Important Study Materials for Class 7 Maths
FAQs on CBSE Important Questions for Class 7 Maths Lines and Angles - 2025-26
1. What are the most important topics in CBSE Class 7 Maths Chapter 5, Lines and Angles, for the 2025-26 exams?
For the Class 7 exams, the most frequently tested topics from Lines and Angles are:
- Properties of angles formed when a transversal intersects two parallel lines (alternate interior, corresponding, and co-interior angles).
- Solving for unknown angles using the properties of linear pairs and vertically opposite angles.
- Identifying and calculating complementary and supplementary angles.
2. How do I solve exam questions where a transversal intersects two parallel lines?
First, carefully identify the relationship between the given angle and the unknown angle in the diagram. Determine if they are corresponding angles (which are equal), alternate interior angles (also equal), or consecutive interior angles (their sum is 180°). Use the correct property to set up an equation and solve for the unknown value. For full marks, always state the geometric reason for each step in your answer.
3. What is a common mistake students make in Lines and Angles problems?
A very common error is confusing adjacent angles with a linear pair. While all angles in a linear pair are adjacent, not all adjacent angles form a linear pair. A linear pair must have non-common arms that are opposite rays, and their sum must be exactly 180°. Mistaking any two adjacent angles as supplementary can lead to incorrect calculations in exam problems.
4. From an exam perspective, why is understanding the properties of a transversal so important?
Understanding transversal properties is crucial because they are fundamental to solving most geometry problems in Class 7 and beyond. Exam questions often test logical reasoning by combining these properties. For example, you might need to use the alternate interior angles property to find one angle and then apply the linear pair property to find another angle within the same figure. This skill is essential for multi-step problems.
5. What type of question can I expect for 3 marks from the Lines and Angles chapter?
A typical 3-mark question will present a diagram with two parallel lines cut by one or more transversals, involving several unknown angles (e.g., labeled x, y, and z). You will be expected to find the value of each angle by applying a sequence of properties, such as vertically opposite angles, corresponding angles, and linear pairs, providing a clear reason for each calculation.
6. How is the concept of supplementary angles applied to problems involving parallel lines?
The concept of supplementary angles (two angles adding up to 180°) is directly applied in the property of consecutive interior angles. When a transversal intersects two parallel lines, the pair of interior angles on the same side of the transversal are always supplementary. This is a key relationship frequently used in exams to find an unknown angle or to prove if two given lines are parallel.
7. How do you prove if two lines are parallel using angle properties in an exam?
To prove that two lines are parallel, you must use the converse of the transversal angle properties. You need to show that one of the following conditions is met:
- A pair of corresponding angles are equal.

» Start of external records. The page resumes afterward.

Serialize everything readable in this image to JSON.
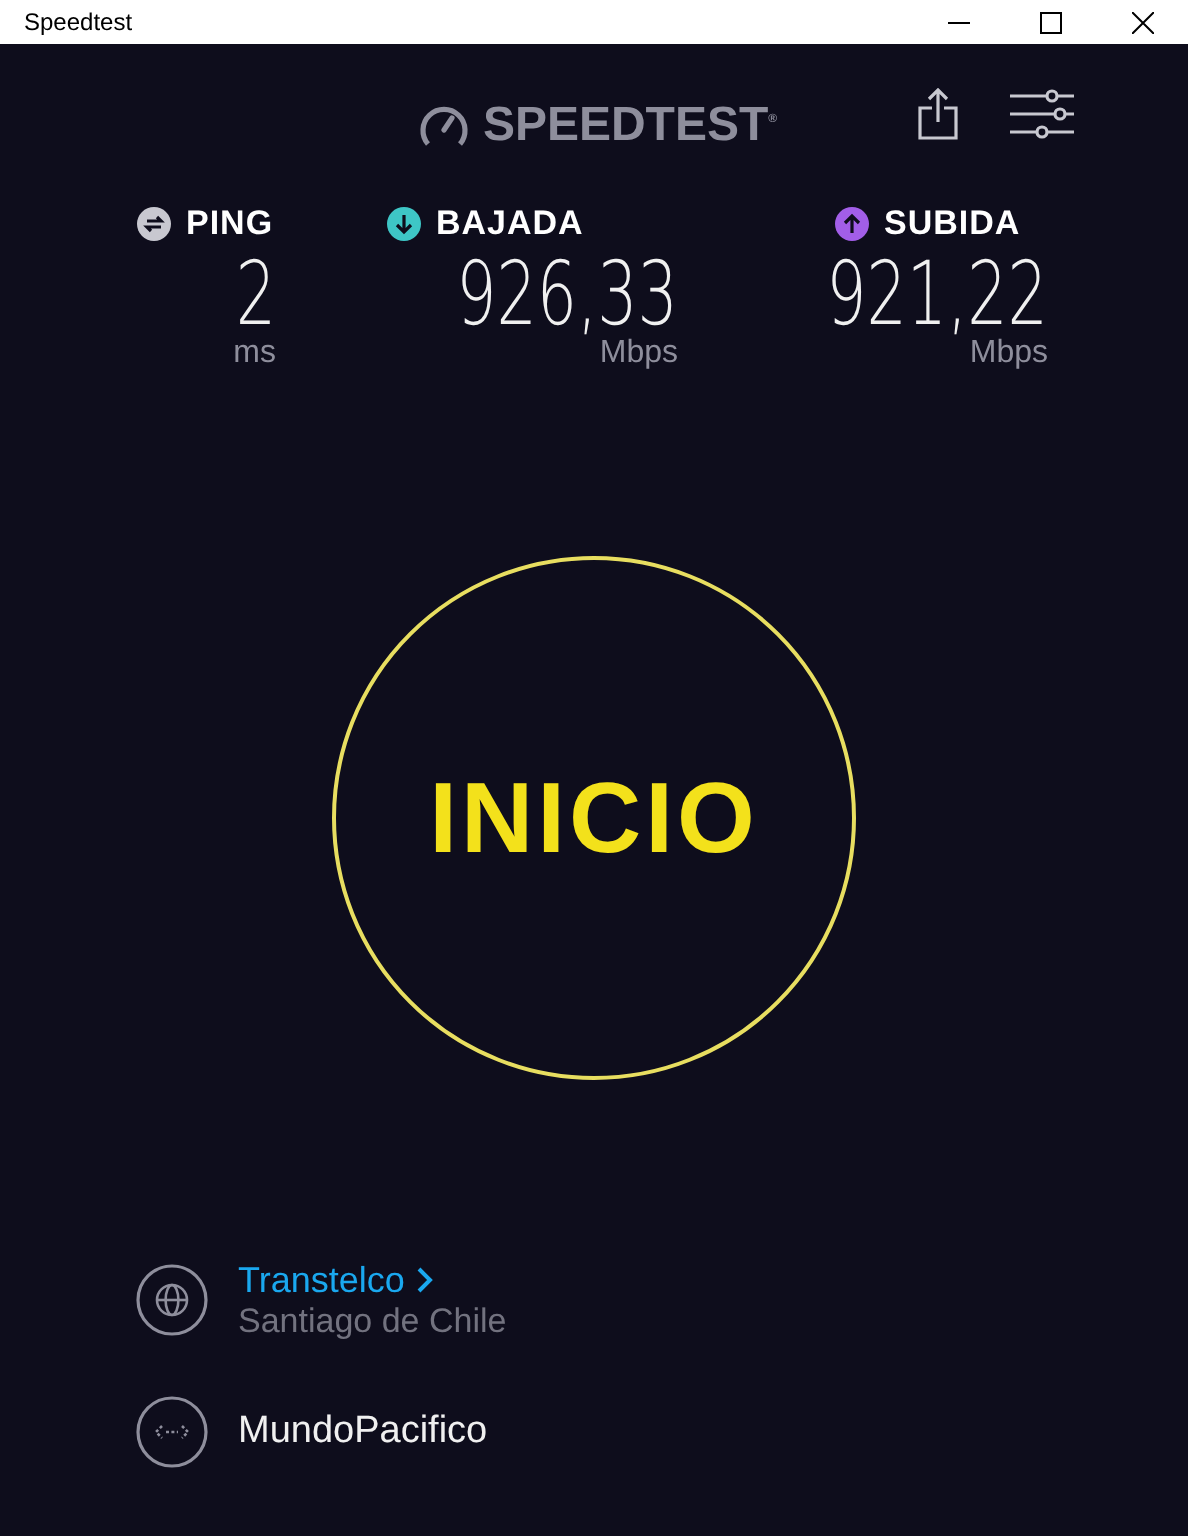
{
  "window": {
    "title": "Speedtest"
  },
  "logo": {
    "text": "SPEEDTEST$^{®}$"
  },
  "metrics": [
    {
      "kind": "ping",
      "label": "PING",
      "value": "2",
      "unit": "ms",
      "color": "#c8c8d0"
    },
    {
      "kind": "download",
      "label": "BAJADA",
      "value": "926,33",
      "unit": "Mbps",
      "color": "#3ec6c6"
    },
    {
      "kind": "upload",
      "label": "SUBIDA",
      "value": "921,22",
      "unit": "Mbps",
      "color": "#a25ee8"
    }
  ],
  "start_button": {
    "label": "INICIO"
  },
  "server": {
    "name": "Transtelco",
    "location": "Santiago de Chile"
  },
  "provider": {
    "name": "MundoPacifico"
  }
}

- A pair of alternate interior angles are equal.
- A pair of consecutive interior angles are supplementary (their sum is 180°).
8. What is the difference between adjacent angles and vertically opposite angles?
Adjacent angles share a common vertex and a common arm, but have no common interior points. They lie next to each other. In contrast, vertically opposite angles are formed when two lines intersect, and they are opposite to each other. While adjacent angles can have any sum, vertically opposite angles are always equal to each other. This property is vital for solving equations in geometry.